I’ve also seen the argument forwarded that there is no intelligent force needed to direct such improvement, that what propels the need for evolution is the sheer desire by either the individual or the entire species as a whole. That is to say, that the organism (or the organism’s species) evolves simply because it wishes to evolve. While this is a thinly plausible explanation for higher species (humans certainly, but also monkeys, birds, and anything that is animate), it falls short when it comes to the lower species (plants and vegetation) and ideas (such as the theory of evolution itself). The problem is especially glaring when it is realized that the only way that any desire to evolve must come from not only self-awareness, but from a form of consciousness that is not evident to any observations made by any person.

So what is left? We’ve eliminated the argument that there is no intelligent force as too unlikely, and revealed the argument that the intelligent changing force as coming from within the organism or species as too ridiculous to merit a response. The process of elimination tells us that there is only one answer that can satisfy the bare necessities of our requirements. That force must be outside of the organism, and able to act upon the organism in such a way that the organism improves because of the actions of that outside organism.

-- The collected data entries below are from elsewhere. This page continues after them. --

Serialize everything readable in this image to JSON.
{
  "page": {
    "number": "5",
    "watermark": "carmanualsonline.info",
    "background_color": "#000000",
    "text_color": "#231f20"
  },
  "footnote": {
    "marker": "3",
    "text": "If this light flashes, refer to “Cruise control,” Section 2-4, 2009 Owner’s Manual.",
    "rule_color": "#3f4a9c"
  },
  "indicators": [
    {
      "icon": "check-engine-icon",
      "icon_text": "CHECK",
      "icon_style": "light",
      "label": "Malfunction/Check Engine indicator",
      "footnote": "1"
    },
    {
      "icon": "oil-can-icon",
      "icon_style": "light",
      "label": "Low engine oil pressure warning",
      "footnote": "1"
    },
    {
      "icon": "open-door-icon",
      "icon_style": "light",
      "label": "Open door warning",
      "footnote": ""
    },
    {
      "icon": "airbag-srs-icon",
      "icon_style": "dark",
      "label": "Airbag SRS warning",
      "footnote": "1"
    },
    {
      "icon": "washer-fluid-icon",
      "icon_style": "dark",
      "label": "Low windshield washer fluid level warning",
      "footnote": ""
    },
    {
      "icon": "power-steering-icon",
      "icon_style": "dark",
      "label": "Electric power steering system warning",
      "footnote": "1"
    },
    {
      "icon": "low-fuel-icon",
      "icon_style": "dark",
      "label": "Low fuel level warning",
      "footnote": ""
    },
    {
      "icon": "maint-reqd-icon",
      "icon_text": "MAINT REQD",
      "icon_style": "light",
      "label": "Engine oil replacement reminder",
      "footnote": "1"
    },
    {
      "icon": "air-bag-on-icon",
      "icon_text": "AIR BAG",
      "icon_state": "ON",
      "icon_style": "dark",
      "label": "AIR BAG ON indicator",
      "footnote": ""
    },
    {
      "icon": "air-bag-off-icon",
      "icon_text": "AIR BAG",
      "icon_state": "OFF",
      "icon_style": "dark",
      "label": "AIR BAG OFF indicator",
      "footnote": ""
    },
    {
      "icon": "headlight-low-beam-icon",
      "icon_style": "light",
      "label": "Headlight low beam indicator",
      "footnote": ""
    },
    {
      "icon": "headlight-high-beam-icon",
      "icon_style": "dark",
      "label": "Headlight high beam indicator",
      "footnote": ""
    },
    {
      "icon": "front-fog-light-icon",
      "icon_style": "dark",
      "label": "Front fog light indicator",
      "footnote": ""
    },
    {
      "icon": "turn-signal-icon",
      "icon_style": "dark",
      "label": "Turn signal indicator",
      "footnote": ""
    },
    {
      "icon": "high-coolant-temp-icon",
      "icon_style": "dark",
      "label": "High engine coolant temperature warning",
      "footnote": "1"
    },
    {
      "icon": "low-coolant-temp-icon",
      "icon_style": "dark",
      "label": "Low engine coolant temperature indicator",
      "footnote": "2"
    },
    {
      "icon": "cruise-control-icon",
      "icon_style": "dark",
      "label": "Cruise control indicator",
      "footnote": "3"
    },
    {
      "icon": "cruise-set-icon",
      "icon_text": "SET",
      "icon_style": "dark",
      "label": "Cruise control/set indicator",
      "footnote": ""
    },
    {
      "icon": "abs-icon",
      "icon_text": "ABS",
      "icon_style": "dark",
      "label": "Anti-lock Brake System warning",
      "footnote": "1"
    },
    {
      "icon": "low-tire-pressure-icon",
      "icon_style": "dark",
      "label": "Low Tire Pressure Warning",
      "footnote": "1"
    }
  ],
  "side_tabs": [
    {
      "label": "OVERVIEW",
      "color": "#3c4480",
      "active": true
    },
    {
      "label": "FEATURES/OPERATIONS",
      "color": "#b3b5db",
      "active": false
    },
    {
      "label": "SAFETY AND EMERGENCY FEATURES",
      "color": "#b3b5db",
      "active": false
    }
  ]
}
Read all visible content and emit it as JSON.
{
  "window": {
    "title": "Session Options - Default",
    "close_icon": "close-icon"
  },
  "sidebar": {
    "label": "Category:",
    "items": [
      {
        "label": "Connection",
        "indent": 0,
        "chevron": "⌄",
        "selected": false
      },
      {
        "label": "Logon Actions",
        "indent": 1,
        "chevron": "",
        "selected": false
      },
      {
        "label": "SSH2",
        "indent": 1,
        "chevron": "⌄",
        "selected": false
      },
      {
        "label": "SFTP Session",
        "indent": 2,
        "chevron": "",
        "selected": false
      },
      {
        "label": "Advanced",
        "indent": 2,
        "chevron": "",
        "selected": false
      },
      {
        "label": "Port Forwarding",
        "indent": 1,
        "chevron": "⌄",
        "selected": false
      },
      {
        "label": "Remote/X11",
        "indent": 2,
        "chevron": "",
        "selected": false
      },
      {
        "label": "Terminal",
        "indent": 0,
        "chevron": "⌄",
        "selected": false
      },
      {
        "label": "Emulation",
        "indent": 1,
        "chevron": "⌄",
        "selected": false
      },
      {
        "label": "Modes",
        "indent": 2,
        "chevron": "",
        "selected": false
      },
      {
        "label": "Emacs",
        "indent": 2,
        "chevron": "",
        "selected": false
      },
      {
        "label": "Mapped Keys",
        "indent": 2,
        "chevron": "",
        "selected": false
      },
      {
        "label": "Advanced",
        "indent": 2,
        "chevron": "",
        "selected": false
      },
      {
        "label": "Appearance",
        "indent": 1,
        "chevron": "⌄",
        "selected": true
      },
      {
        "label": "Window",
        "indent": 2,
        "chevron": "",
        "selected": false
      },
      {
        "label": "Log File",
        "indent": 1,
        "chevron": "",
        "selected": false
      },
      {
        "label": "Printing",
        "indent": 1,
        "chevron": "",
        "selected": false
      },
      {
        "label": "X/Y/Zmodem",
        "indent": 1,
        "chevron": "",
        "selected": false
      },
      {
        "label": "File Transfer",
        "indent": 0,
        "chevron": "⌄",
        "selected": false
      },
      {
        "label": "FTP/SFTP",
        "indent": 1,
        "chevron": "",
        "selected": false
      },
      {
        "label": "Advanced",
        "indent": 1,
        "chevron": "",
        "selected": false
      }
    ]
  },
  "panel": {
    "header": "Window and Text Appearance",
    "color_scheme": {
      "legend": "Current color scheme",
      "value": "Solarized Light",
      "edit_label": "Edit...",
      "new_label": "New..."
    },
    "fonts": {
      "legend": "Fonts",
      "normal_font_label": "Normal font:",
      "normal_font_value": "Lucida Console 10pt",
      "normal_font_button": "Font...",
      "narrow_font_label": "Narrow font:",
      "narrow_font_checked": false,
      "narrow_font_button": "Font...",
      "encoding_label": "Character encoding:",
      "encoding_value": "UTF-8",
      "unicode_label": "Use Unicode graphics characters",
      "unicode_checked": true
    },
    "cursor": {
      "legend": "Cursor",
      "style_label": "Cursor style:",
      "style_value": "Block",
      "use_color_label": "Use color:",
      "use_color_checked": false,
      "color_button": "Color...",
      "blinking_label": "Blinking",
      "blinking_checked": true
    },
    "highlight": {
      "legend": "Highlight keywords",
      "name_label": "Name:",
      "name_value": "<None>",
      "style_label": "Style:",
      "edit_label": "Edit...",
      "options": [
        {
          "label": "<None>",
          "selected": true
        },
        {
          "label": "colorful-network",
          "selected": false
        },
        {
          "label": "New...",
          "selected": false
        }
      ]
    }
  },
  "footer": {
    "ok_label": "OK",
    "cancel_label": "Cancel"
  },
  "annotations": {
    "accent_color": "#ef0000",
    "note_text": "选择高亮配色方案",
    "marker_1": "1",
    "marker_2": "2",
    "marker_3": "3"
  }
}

So how does this pertain to our observation by our President that Republicans are practicing “social Darwinism”? As I’ve demonstrated above and despite atheists’ claims to the contrary, evolution (and by extension, Darwinism) can only happen if there is an intelligent changing force that acts upon the organism to be evolved. So the question becomes, what is the intelligent changing force that is at work behind the organism known as social Darwinism?

Since the organism that we are talking about here involves humanity, there is the possibility that social Darwinism does not have an intelligent outside force acting upon it, but is instead directed from within. That is to say, there is the liklihood that the evolution of humans by social Darwinism comes from within and not from without. This, I think, is a special case, mainly because the organisms that are involved in social Darwinism involve exclusively humans and no other organisms.

Nonetheless, our Beloved Leader has stated that Republicans are practicing social Darwinism, with the connotation that this is a bad thing. Our next question is, is practicing social Darwinism a bad thing?

I think what President Subprime McDowngrade is insinuating is that Republicans want to use certain tools within society to push “others” down in a desperate bid to allow themselves better opportunities to survive. In this case, “others” is a rather amorphous idea, one that the audience is supposed to fill in emotionally themselves. “Others", in this case, being any kind of minority (perceived or otherwise), that the audience sees as being victimized by an oppressor. The specific “other” is not important, just the mere presence of the idea of others being oppressed is what is important.